Droit bancaire et boursier : le devoir de mise en garde du banquier pèse également sur le courtier
Après avoir à son tour consacré le devoir de mise en garde du banquier vis-à-vis de l’emprunteur profane (Cass. com., 3 mai 2006, D. 2006, act. Jurisp. 1145, JCP 2006 éd. E, 1890 ; JCP 2006 éd. G, II, 10122), la Chambre commerciale étend dans un arrêt du 20 juin 2006 ce devoir au courtier, tenu par cette décision au même principe de responsabilité que la banque, conjointement attraite par les emprunteurs.
La Cour de cassation rappelle que l’absence de dissymétrie de l’information entre l’emprunteur et la banque (ou le courtier) est indifférente, s’agissant d’un emprunteur profane.

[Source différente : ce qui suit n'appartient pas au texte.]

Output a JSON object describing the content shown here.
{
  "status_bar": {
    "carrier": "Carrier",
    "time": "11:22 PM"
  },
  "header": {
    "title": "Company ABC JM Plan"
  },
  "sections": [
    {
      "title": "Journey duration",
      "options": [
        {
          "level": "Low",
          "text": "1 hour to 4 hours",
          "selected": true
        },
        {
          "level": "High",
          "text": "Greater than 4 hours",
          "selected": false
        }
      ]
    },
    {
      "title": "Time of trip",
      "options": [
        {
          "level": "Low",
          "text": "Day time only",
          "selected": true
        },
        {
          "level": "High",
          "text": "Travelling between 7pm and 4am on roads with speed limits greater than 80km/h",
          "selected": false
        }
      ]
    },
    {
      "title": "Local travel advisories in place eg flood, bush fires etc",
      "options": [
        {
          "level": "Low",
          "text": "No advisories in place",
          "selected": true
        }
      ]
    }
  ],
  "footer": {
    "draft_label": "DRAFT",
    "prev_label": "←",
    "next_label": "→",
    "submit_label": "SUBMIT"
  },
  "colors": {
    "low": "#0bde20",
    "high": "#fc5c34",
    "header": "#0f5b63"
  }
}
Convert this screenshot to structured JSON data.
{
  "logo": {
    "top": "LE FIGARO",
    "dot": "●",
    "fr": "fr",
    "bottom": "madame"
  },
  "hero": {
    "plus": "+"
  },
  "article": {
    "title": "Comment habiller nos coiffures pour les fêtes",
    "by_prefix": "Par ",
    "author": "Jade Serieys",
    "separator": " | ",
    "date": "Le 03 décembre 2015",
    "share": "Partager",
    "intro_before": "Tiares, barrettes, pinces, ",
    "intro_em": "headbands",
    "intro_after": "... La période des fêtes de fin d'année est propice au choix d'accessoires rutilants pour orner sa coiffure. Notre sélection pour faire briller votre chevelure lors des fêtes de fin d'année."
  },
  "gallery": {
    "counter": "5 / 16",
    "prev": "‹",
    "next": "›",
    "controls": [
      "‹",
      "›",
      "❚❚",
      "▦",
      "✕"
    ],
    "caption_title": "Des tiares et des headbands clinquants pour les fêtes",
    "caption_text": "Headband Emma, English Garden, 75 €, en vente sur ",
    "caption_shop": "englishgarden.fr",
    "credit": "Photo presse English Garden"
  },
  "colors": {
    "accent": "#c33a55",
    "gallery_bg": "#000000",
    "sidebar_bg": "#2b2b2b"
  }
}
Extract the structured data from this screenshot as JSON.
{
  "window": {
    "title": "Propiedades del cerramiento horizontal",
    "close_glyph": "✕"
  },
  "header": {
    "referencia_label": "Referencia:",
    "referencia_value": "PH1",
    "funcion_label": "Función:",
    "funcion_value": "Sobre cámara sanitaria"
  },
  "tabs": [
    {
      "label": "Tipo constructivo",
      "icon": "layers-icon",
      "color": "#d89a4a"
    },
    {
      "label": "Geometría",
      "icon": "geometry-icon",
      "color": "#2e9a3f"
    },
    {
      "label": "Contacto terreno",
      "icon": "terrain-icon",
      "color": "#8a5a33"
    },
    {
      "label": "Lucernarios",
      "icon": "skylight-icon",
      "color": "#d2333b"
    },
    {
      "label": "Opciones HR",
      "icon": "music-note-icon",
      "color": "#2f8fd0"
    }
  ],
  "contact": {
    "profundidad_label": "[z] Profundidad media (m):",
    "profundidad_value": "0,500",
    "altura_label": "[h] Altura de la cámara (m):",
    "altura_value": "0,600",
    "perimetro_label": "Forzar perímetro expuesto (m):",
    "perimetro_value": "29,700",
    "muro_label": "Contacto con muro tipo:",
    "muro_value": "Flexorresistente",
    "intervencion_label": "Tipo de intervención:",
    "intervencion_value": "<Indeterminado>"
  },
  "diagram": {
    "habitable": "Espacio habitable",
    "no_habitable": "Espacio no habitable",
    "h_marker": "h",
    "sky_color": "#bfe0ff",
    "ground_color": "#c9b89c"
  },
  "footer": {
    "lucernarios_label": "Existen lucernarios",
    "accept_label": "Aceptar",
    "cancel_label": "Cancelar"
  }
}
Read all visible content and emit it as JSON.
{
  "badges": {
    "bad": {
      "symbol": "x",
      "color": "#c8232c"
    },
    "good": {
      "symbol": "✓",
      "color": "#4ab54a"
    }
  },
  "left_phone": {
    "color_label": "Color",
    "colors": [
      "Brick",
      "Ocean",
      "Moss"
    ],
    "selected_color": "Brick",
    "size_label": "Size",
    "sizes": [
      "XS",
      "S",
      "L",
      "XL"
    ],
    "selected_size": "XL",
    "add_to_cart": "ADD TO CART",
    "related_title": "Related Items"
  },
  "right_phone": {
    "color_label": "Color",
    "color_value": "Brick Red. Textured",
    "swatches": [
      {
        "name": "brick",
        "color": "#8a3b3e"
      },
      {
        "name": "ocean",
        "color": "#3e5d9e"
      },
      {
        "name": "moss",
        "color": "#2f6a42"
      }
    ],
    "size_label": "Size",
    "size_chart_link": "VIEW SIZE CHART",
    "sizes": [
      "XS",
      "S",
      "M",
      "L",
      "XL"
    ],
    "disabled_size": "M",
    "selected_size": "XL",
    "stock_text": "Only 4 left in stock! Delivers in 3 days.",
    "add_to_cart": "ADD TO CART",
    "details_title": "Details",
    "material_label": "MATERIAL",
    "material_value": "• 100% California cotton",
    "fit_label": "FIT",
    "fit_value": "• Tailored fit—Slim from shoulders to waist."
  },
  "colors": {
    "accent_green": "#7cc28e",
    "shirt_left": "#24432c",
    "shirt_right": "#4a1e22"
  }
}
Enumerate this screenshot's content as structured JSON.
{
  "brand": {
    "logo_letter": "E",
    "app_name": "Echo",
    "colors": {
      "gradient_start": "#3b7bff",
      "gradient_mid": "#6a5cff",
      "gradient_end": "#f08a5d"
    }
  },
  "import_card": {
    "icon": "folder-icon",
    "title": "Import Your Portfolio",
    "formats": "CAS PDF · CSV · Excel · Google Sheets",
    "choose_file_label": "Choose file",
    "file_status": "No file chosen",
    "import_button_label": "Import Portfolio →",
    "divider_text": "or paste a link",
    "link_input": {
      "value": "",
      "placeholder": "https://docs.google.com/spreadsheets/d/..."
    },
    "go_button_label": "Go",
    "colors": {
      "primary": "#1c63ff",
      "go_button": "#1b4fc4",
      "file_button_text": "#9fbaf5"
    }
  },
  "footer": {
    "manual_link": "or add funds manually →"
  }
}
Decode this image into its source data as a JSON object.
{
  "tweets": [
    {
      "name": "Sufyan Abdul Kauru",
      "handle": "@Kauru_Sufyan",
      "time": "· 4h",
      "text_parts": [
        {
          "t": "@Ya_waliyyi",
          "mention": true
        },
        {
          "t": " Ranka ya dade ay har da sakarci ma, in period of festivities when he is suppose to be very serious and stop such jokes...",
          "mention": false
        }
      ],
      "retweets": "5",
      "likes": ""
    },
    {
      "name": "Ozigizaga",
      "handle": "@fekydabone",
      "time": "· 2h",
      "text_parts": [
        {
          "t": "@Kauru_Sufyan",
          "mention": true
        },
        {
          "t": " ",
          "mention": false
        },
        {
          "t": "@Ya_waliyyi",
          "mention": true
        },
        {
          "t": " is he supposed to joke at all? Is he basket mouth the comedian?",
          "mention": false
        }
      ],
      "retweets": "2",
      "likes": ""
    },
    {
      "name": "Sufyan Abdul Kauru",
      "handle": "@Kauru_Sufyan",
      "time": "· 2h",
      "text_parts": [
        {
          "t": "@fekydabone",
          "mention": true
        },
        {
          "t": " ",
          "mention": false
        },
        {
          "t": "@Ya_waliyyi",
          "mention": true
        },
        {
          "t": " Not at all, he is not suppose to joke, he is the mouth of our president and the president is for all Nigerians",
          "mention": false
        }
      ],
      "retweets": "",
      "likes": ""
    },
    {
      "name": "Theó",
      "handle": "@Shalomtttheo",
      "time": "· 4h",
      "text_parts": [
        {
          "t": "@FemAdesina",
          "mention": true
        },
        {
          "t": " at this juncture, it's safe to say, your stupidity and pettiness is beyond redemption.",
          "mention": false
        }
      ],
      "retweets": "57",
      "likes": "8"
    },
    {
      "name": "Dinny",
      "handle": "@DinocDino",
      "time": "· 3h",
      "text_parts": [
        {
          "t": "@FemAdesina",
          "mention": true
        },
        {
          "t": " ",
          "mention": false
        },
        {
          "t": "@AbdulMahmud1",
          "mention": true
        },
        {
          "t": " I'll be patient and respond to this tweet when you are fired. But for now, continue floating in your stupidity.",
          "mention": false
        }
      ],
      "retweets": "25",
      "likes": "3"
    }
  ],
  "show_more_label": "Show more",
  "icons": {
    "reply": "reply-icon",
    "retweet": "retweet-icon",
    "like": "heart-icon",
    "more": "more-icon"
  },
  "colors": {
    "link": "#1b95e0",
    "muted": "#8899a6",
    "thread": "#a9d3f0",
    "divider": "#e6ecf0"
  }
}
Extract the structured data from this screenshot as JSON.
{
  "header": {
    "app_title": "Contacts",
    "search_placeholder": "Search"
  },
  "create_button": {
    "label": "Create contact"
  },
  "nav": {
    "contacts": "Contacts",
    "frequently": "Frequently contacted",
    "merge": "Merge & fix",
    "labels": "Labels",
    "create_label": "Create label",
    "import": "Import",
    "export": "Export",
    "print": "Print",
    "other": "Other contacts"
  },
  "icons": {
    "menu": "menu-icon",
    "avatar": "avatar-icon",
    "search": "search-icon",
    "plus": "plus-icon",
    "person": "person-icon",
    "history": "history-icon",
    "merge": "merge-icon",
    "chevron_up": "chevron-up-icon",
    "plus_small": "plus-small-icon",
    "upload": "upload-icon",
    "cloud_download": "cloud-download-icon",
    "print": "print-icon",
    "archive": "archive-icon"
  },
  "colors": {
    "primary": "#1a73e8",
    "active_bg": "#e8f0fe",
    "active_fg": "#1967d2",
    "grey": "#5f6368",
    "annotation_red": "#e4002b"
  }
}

On sait que le constat d’une telle dissymétrie est en revanche la condition nécessaire de la responsabilité du banquier vis-à-vis de l’emprunteur averti, au terme d’une jurisprudence désormais unifiée au sein de la Haute juridiction.
Enfin, on relèvera dans cet arrêt que la Cour d’appel est censurée pour avoir retenu que la charge de l’endettement n’était pas excessive au regard d’une comparaison entre les seuls chiffres d’affaires réalisés par le vendeur et la charge annuelle de remboursement du prêt. Selon la Cour de cassation, la Cour d’appel aurait du rechercher « si la charge du remboursement du prêt, en s'ajoutant aux autres charges du fonds, pouvait être supportée par l'exploitation du fonds à l'acquisition duquel le prêt était affecté ».